Specifically, we wanted the glasses to constantly check if the toys appearing in the field of view are my toys. Of course, toys here refer to any recognizable objects and can be replaced with other objects, faces, etc., in actual applications.

Designing the Agent

We designed the task in two steps: detecting whether there is a toy in the current field of view and identifying the specific toy. Then we conveniently wrote the following Agent based on ChainStream:

import chainstream as cs

class ToyRecognitionAgent(cs.agent.Agent):
    is_agent = True

    def __init__(self, agent_id='toy_recognition_agent'):
        super().__init__(agent_id)
        self._source = cs.get_stream('socket_front_camera_video')
        self.know_toy = cs.memory.fetch('known_toy').select_keys(['name', 'img'])
        self._llm = cs.llm.get_model('gpt-4-vision')
        self.video_buffer = cs.context.VideoBuffer(duration=10)

        self.has_toy = cs.create_stream('has_toy')

    def start(self):
        def handle_new_frame(frame):
            self.video_buffer.save(frame['frame'])
            prompt = "Is there a toy in the frame? Simply answer Yes or No"
            img = self.video_buffer.snapshot()
            img.show()
            response = self._llm.query(prompt, img).lower().strip()
            print(response)
            if response.startswith('yes'):
                self.has_toy.send_item({'video_frame': img})

        def recognize_toy(has_toy):
            now_toy_frame = has_toy['video_frame']
            imgs = [now_toy_frame]
            names = ""
            for toy in self.know_toy:
                imgs.append(toy['img'])
                if len(imgs) == 2:
                    names += f"'{toy['name']}'"
                elif len(imgs) == len(self.know_toy) + 1:
                    names += f" ,and '{toy['name']}'"
                else:
                    names += f", '{toy['name']}'"

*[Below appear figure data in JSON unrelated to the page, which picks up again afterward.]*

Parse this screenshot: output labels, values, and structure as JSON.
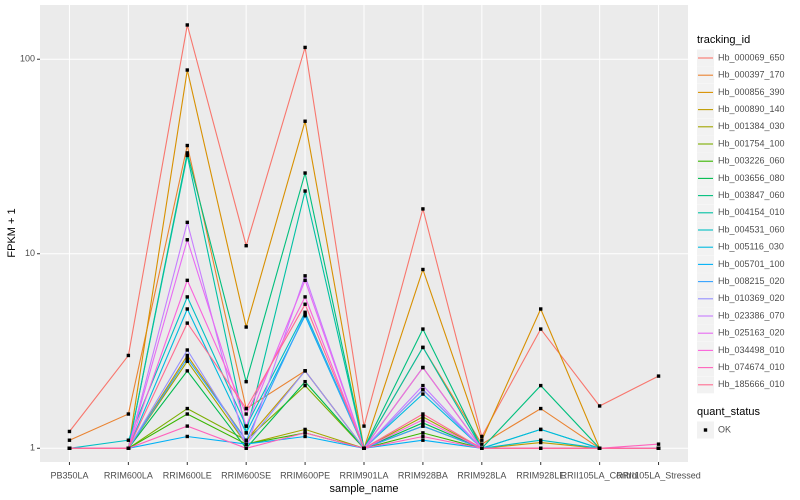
{
  "chart_data": {
    "type": "line",
    "x_label": "sample_name",
    "y_label": "FPKM + 1",
    "log_y": true,
    "grid": true,
    "categories": [
      "PB350LA",
      "RRIM600LA",
      "RRIM600LE",
      "RRIM600SE",
      "RRIM600PE",
      "RRIM901LA",
      "RRIM928BA",
      "RRIM928LA",
      "RRIM928LE",
      "RRII105LA_Control",
      "RRII105LA_Stressed"
    ],
    "ylim": [
      0.85,
      190
    ],
    "yticks": [
      1,
      10,
      100
    ],
    "legend_title": "tracking_id",
    "shape_legend": {
      "title": "quant_status",
      "labels": [
        "OK"
      ]
    },
    "series": [
      {
        "name": "Hb_000069_650",
        "color": "#F8766D",
        "values": [
          1.22,
          3.0,
          150,
          11,
          115,
          1.3,
          17,
          1.15,
          4.1,
          1.65,
          2.35
        ]
      },
      {
        "name": "Hb_000397_170",
        "color": "#EA8331",
        "values": [
          1.1,
          1.5,
          36,
          1.6,
          2.5,
          1.0,
          3.3,
          1.05,
          1.6,
          1.0,
          1.0
        ]
      },
      {
        "name": "Hb_000856_390",
        "color": "#D89000",
        "values": [
          1.0,
          1.0,
          88,
          4.2,
          48,
          1.0,
          8.3,
          1.1,
          5.2,
          1.0,
          1.0
        ]
      },
      {
        "name": "Hb_000890_140",
        "color": "#C09B00",
        "values": [
          1.0,
          1.0,
          3.0,
          1.1,
          2.5,
          1.0,
          2.6,
          1.0,
          1.07,
          1.0,
          1.0
        ]
      },
      {
        "name": "Hb_001384_030",
        "color": "#A3A500",
        "values": [
          1.0,
          1.0,
          2.8,
          1.05,
          1.25,
          1.0,
          1.45,
          1.0,
          1.0,
          1.0,
          1.0
        ]
      },
      {
        "name": "Hb_001754_100",
        "color": "#7CAE00",
        "values": [
          1.0,
          1.0,
          1.6,
          1.1,
          2.1,
          1.0,
          1.3,
          1.0,
          1.0,
          1.0,
          1.0
        ]
      },
      {
        "name": "Hb_003226_060",
        "color": "#39B600",
        "values": [
          1.0,
          1.0,
          1.5,
          1.05,
          1.2,
          1.0,
          1.2,
          1.0,
          1.0,
          1.0,
          1.0
        ]
      },
      {
        "name": "Hb_003656_080",
        "color": "#00BB4E",
        "values": [
          1.0,
          1.0,
          2.5,
          1.0,
          2.2,
          1.0,
          1.35,
          1.0,
          1.0,
          1.0,
          1.0
        ]
      },
      {
        "name": "Hb_003847_060",
        "color": "#00BF7D",
        "values": [
          1.0,
          1.0,
          33,
          2.2,
          26,
          1.0,
          4.1,
          1.0,
          2.1,
          1.0,
          1.0
        ]
      },
      {
        "name": "Hb_004154_010",
        "color": "#00C1A3",
        "values": [
          1.0,
          1.0,
          32,
          1.2,
          21,
          1.0,
          3.3,
          1.0,
          1.25,
          1.0,
          1.0
        ]
      },
      {
        "name": "Hb_004531_060",
        "color": "#00BFC4",
        "values": [
          1.0,
          1.1,
          6.0,
          1.3,
          5.0,
          1.0,
          2.0,
          1.0,
          1.1,
          1.0,
          1.0
        ]
      },
      {
        "name": "Hb_005116_030",
        "color": "#00BAE0",
        "values": [
          1.0,
          1.0,
          5.2,
          1.2,
          4.8,
          1.0,
          1.9,
          1.0,
          1.25,
          1.0,
          1.0
        ]
      },
      {
        "name": "Hb_005701_100",
        "color": "#00B0F6",
        "values": [
          1.0,
          1.0,
          1.15,
          1.05,
          1.15,
          1.0,
          1.1,
          1.0,
          1.0,
          1.0,
          1.0
        ]
      },
      {
        "name": "Hb_008215_020",
        "color": "#35A2FF",
        "values": [
          1.0,
          1.0,
          2.9,
          1.1,
          4.9,
          1.0,
          1.3,
          1.0,
          1.0,
          1.0,
          1.0
        ]
      },
      {
        "name": "Hb_010369_020",
        "color": "#9590FF",
        "values": [
          1.0,
          1.0,
          3.2,
          1.05,
          2.5,
          1.0,
          2.0,
          1.0,
          1.0,
          1.0,
          1.0
        ]
      },
      {
        "name": "Hb_023386_070",
        "color": "#C77CFF",
        "values": [
          1.0,
          1.0,
          14.5,
          1.0,
          7.7,
          1.0,
          2.1,
          1.0,
          1.0,
          1.0,
          1.0
        ]
      },
      {
        "name": "Hb_025163_020",
        "color": "#E76BF3",
        "values": [
          1.0,
          1.0,
          11.8,
          1.3,
          7.3,
          1.0,
          2.6,
          1.0,
          1.0,
          1.0,
          1.0
        ]
      },
      {
        "name": "Hb_034498_010",
        "color": "#FA62DB",
        "values": [
          1.0,
          1.0,
          7.3,
          1.5,
          6.0,
          1.0,
          1.4,
          1.0,
          1.0,
          1.0,
          1.0
        ]
      },
      {
        "name": "Hb_074674_010",
        "color": "#FF62BC",
        "values": [
          1.0,
          1.0,
          1.3,
          1.0,
          1.2,
          1.0,
          1.15,
          1.0,
          1.0,
          1.0,
          1.05
        ]
      },
      {
        "name": "Hb_185666_010",
        "color": "#FF6C91",
        "values": [
          1.0,
          1.0,
          4.4,
          1.6,
          5.5,
          1.0,
          1.5,
          1.0,
          1.0,
          1.0,
          1.0
        ]
      }
    ]
  }
}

            prompt = (f"Is there a toy in the first picture that I already recognize? If so, please answer yes first, "
                      f"and then tell me the names I gave them. The last few pictures are all the toys I know, "
                      f"and I named them {names}. Please note that I only recognize the toys shown except for the "
                      f"first picture. You cannot answer yes to a toy that is not on display even if you know the "
                      f"toy. And the names you answer must also correspond to the names I chose, even though these "
                      f"names may be strange or even inconsistent with common cognition.")

            response = self._llm.query(prompt, imgs)
            print(response)

        self._source.for_each(self, handle_new_frame)
        self.has_toy.for_each(self, recognize_toy)

        return True

    def pause(self):
        self._source.unregister_all(self)

    def stop(self):
        self._source.remove_listener(self)

Adding Memory

Next, we added images and names of the following three toys to the memory of the Agent:

Glass Memory

Configuring the Edge Sensor

We used the Thunderbird X2 smart glasses and installed the ChainStream Client App on them. When the app is launched, the device can be connected to ChainStream.

Running the Agent

We wore the smart glasses and started the Agent written above, obtaining the following results:

Demo Glass

As can be seen, the Agent can perform our task fairly accurately. Although the accuracy is not perfect, the main goal of this demo is to showcase the convenience and flexibility of ChainStream. Object detection is also not the specialty of the GPT-4 model.

The accuracy depends on how the Agent is written. If you want to improve the task's effectiveness, you can use a specialized detection model like YOLO in the Agent.